I’m up early because it’s suppose to be a gorgeous sunny day and I want to walk through Fushimi Inari Shrine before the crowds show up. I’m able to book another night at the hostel but will be in a different room. I write a note for my roomies but I don’t have a room number to give. I leave my bags in the reception area and plan to check in again later. I stock up on snacks.
On my first visit I stopped here.
It was my last day in Japan and it was hot. I asked an exchange student how much farther to the top and it was too far… That lies! The top in fact was not much farther and is anticlimactic. There are no views nor does it feel like the highest point. There are signs stating that this shrine is the top. I run into the guy who took this photo a few minutes later and tell him that we were at the top! Poor guy had to go up the stairs again.

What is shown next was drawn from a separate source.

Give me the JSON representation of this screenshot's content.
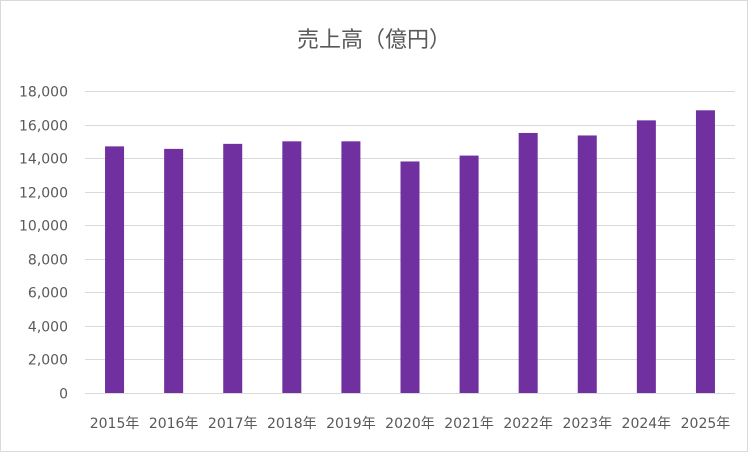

I don’t know where this goes… I end up on a residential street but see an interesting path going the opposite way. Naturally, I’ll go that way. It leads me behind someone’s property, through a tiny bamboo grove and back toward another path leading up to Fushimi Inari. Of course, there’s a bunch of shrines.
I turn back and get onto another residential street with more tiny shrines. I love it.
I see a couple talking ahead of me in broken English. It seems one is lost. I ask if they need help. The woman is lost and a local (?) was trying to help. Fushimi Inari is like that. She needs to get back to the main entrance to meet her friend. We walk together toward public transportation rather than her climbing over the mountain. She’s working in Japan for a short time and has time off today. It’s nice to make new friends! We take the scenic route through some temples. What else really? This one was underwhelming with a small exhibit. The flowers are pretty though.
We finally make it to the bus stop and part ways. I’m not sure what to do… I meant to check out the shops in front of Fushimi Inari. I want a fox. So I start walking back through the quiet residential streets. I stop at a vending machine for coffee and a snack. I start again…
Now I’m here! I can’t find any foxes I like and settle for a cell phone charm instead. And food.
One last story though, my favorite. I’m walking along the river and there’s a bunch of restaurants facing this way to take in the great view. Ahead of me is a guy with binoculars looking in one of the restaurants! I take my camera to zoom in to see what he is seeing. He’s spying on geisha (maiko?)!
The guy notices that I’m looking too so he comes over and gestures to borrow his binoculars for a better look. And I do! Can’t be rude, right? Oh my, that’s the end of that story. 🙂
Back at the hostel, I’m all settled. Tomorrow I’m leaving Kyoto for Nara. Can’t wait to see the deer!